Let ε < 0.


Mathematical limericks, vol. 1

Filed under: Harmonic analysis — Travis @

There once was a mathematician named x

Mathematics: of sciences, queen
Has more rules than I’ve ever seen.
There are no exceptions,
Just number deceptions.
On calculators, I am quite keen.

A mathematician confided
That the Moebius band is one-sided
And you’ll get quite a laugh
If you cut one in half
‘Cause it stays in one piece when divided.
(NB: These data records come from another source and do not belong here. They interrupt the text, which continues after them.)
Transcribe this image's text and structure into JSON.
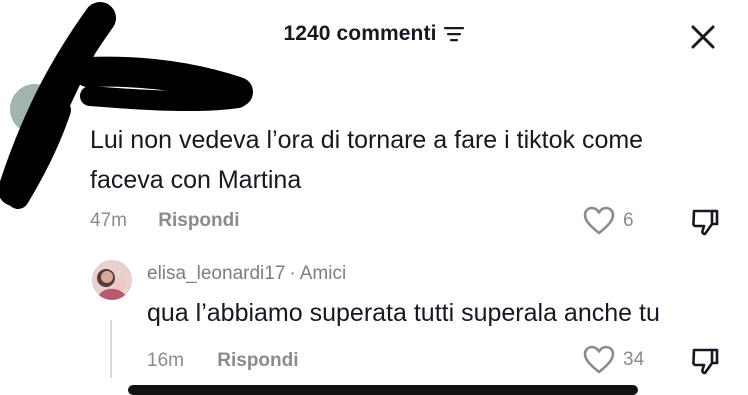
{
  "header": {
    "comments_count_label": "1240 commenti",
    "filter_icon": "filter-lines-icon",
    "close_icon": "close-icon"
  },
  "comment": {
    "text_line1": "Lui non vedeva l’ora di tornare a fare i tiktok come",
    "text_line2": "faceva con Martina",
    "time": "47m",
    "reply_label": "Rispondi",
    "likes": "6"
  },
  "reply": {
    "username": "elisa_leonardi17",
    "separator": "·",
    "relation": "Amici",
    "text": "qua l’abbiamo superata tutti superala anche tu",
    "time": "16m",
    "reply_label": "Rispondi",
    "likes": "34"
  },
  "colors": {
    "text_primary": "#161823",
    "text_secondary": "#8a8b91",
    "redaction": "#000000"
  }
}
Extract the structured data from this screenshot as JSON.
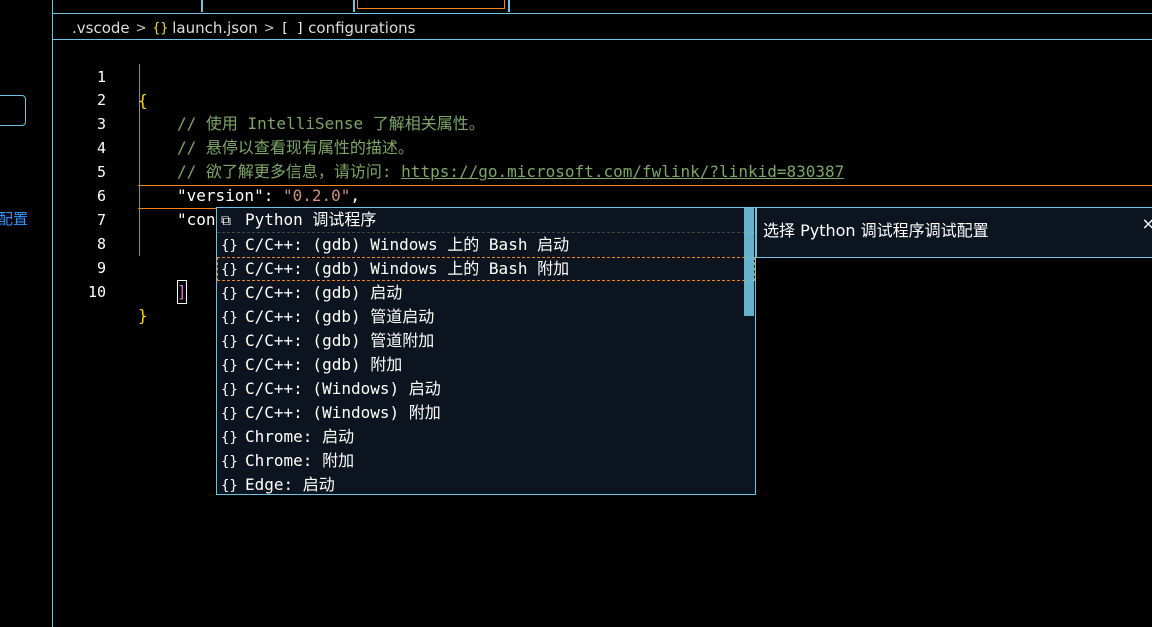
{
  "sidebar": {
    "cut_text": "配置"
  },
  "breadcrumb": {
    "items": [
      ".vscode",
      "launch.json",
      "configurations"
    ],
    "json_icon": "{}",
    "array_icon": "[ ]"
  },
  "editor": {
    "lines": [
      {
        "n": "1"
      },
      {
        "n": "2"
      },
      {
        "n": "3"
      },
      {
        "n": "4"
      },
      {
        "n": "5"
      },
      {
        "n": "6"
      },
      {
        "n": "7"
      },
      {
        "n": "8"
      },
      {
        "n": "9"
      },
      {
        "n": "10"
      }
    ],
    "l1": "{",
    "l2": "// 使用 IntelliSense 了解相关属性。",
    "l3": "// 悬停以查看现有属性的描述。",
    "l4_prefix": "// 欲了解更多信息，请访问: ",
    "l4_link": "https://go.microsoft.com/fwlink/?linkid=830387",
    "l5_key": "\"version\"",
    "l5_colon": ": ",
    "l5_val": "\"0.2.0\"",
    "l5_end": ",",
    "l6_key": "\"configurations\"",
    "l6_colon": ": ",
    "l6_bracket": "[",
    "l9_bracket": "]",
    "l10": "}"
  },
  "suggest": {
    "items": [
      {
        "icon": "python-snippet-icon",
        "glyph": "⧉",
        "label": "Python 调试程序"
      },
      {
        "icon": "braces-icon",
        "glyph": "{}",
        "label": "C/C++: (gdb) Windows 上的 Bash 启动"
      },
      {
        "icon": "braces-icon",
        "glyph": "{}",
        "label": "C/C++: (gdb) Windows 上的 Bash 附加"
      },
      {
        "icon": "braces-icon",
        "glyph": "{}",
        "label": "C/C++: (gdb) 启动"
      },
      {
        "icon": "braces-icon",
        "glyph": "{}",
        "label": "C/C++: (gdb) 管道启动"
      },
      {
        "icon": "braces-icon",
        "glyph": "{}",
        "label": "C/C++: (gdb) 管道附加"
      },
      {
        "icon": "braces-icon",
        "glyph": "{}",
        "label": "C/C++: (gdb) 附加"
      },
      {
        "icon": "braces-icon",
        "glyph": "{}",
        "label": "C/C++: (Windows) 启动"
      },
      {
        "icon": "braces-icon",
        "glyph": "{}",
        "label": "C/C++: (Windows) 附加"
      },
      {
        "icon": "braces-icon",
        "glyph": "{}",
        "label": "Chrome: 启动"
      },
      {
        "icon": "braces-icon",
        "glyph": "{}",
        "label": "Chrome: 附加"
      },
      {
        "icon": "braces-icon",
        "glyph": "{}",
        "label": "Edge: 启动"
      }
    ],
    "detail_text": "选择 Python 调试程序调试配置",
    "close_glyph": "×"
  },
  "colors": {
    "border": "#6fc3df",
    "focus": "#f38518",
    "comment": "#7ca668",
    "string": "#ce9178",
    "brace": "#ffd700"
  }
}
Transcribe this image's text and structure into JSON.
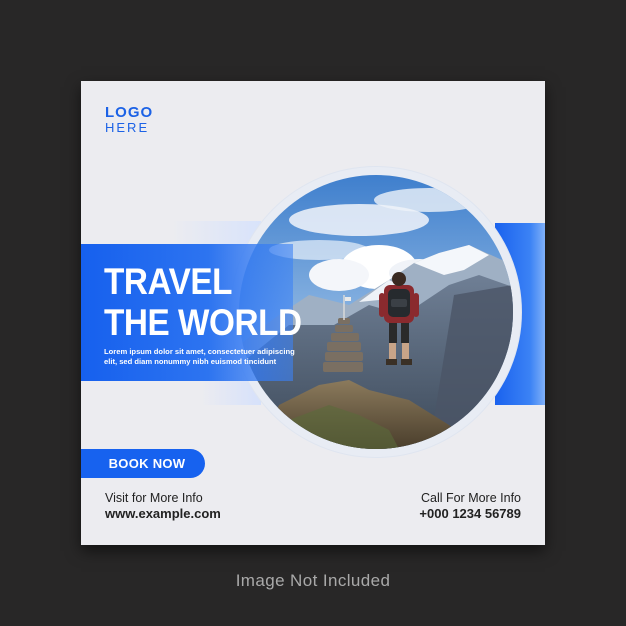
{
  "logo": {
    "line1": "LOGO",
    "line2": "HERE"
  },
  "headline": {
    "line1": "TRAVEL",
    "line2": "THE WORLD"
  },
  "body_text": {
    "line1": "Lorem ipsum dolor sit amet, consectetuer adipiscing",
    "line2": "elit, sed diam nonummy nibh euismod tincidunt"
  },
  "cta": {
    "label": "BOOK NOW"
  },
  "contact": {
    "visit_label": "Visit for More Info",
    "website": "www.example.com",
    "call_label": "Call For More Info",
    "phone": "+000 1234 56789"
  },
  "caption": "Image Not Included",
  "colors": {
    "accent": "#1762ef",
    "background": "#282727",
    "card": "#ececf0"
  }
}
A mathematician named Klein
Thought the Moebius band was divine
Said he: “If you glue
The edges of two
You’ll get a weird bottle like mine.”

A go-go lap dancer, a pip,
Was able to peel in a zip.
But she read science fiction
And died of constriction
Attempting a Moebius strip.

The Moebius strip is a pain,
When you cut it again and again,
But if you should wedge
A large disk round the edge
Then you just get a projective plane.

If you have a cross-cap on your sphere,
And you give it a circle-shaped tear,
Then just shake it about
And untangle it out
And a Moebius strip will appear!

A mathematician named Crottle
Poured water into a Klein bottle.
When asked, “Do you doubt
That some will run out?”
He replied, “No, I don’t. Quite a lot’ll.”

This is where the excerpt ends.